“‘No-a, Mrs. Roberts, I will not; your a-age and your personal appearance will preserve you from insult.’”
The Druid was hot on the scent. Had I heard about Micaiah’s son?
“Some one asked Micaiah what he was going to do with his two sons. He said, ‘The eldest will be a solicitor, if he can get his articles. The other will go into the Church, like his father.’
“‘But that will be costly, my dear sir. Shall you send him to Oxford?’
“‘No-a, sir,’ replied Micaiah, ‘he will become a Nonconformist preacher; then after a year or two he will go to the Bishop and say, “My Lord, I haf seen reason to change my opeenionss, and I wish to be ordained,” and the Bishop will ordain him, and gif him a living moreofer.’”
David turned to me. “The Druid doesn’t love the Bishop; says he is a (Welsh expression—I think ‘Hwntw drwg’ or ‘bad man from yonder’); that is what we call the South Walians; and he says the Bishop’s accent is lamentable.”
The Druid admitted his dislike. “The Bishop couldn’t say ‘Hollalluog’ (Almighty) to save his mitre; and he is worse than Jeroboam; he makes priests of the lowest of the people. Five Calvinist preachers has he ordained in two years; the last couldn’t speak decent English; he was reading the Second Lesson in church the other day, and he came to the chapter in St. Luke, you know, where it says ‘there came down a storm, and they were filled with wãt-ter; and were in’—(he was following the words, you know, with his fat, greasy forefinger, and he stopped suddenly, and went on slowly, as if the ice were thin)—‘gee-o-par-dy.’ English or Welsh, the Bishop is no good.”

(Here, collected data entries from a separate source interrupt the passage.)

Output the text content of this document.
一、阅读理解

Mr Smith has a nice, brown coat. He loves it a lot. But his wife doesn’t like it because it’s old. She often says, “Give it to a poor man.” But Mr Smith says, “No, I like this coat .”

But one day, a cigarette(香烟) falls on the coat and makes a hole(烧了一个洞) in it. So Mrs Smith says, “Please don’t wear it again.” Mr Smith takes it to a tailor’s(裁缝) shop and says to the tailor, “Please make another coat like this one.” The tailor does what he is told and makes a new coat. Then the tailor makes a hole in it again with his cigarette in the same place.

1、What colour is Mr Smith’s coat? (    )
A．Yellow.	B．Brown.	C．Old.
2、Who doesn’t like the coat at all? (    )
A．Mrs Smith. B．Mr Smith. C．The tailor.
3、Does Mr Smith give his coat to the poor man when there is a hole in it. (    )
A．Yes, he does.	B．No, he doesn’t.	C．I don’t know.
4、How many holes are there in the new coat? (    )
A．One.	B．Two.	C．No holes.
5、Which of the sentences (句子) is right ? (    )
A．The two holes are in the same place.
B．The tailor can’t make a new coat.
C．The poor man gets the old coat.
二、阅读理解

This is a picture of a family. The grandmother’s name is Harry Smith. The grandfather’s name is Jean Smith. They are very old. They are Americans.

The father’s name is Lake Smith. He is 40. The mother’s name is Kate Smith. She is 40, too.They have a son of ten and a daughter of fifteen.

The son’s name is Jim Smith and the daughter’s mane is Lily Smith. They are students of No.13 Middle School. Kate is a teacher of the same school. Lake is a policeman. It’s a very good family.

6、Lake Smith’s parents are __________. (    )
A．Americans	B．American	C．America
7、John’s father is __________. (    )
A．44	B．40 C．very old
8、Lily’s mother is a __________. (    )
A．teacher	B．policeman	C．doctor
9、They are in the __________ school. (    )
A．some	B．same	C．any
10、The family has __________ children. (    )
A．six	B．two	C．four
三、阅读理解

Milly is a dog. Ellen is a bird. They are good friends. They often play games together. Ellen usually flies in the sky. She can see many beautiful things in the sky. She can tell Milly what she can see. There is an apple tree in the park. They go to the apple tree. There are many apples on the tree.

“Druid, Druid,” said the good Rector gently. I saw he did not like to hear the Chief Ruler thus spoken of, or his dissenting brethren scornfully entreated. “You must remember that we don’t get the pick of the chapel for our converts.”
“No, indeed,” said the other, quite unabashed, “nor of the schoolmasters either. Have you met William Williams, Rhos, yet, Mr. Inspector? He went to preach a Harvest Festival sermon for old Howell the other day. Mr. Howell, you know, Rector of Llanfochyn, is rather an old swell,” he added, for my information, “and Williams was a British schoolmaster....”
“And an excellent young man,” interposed our host.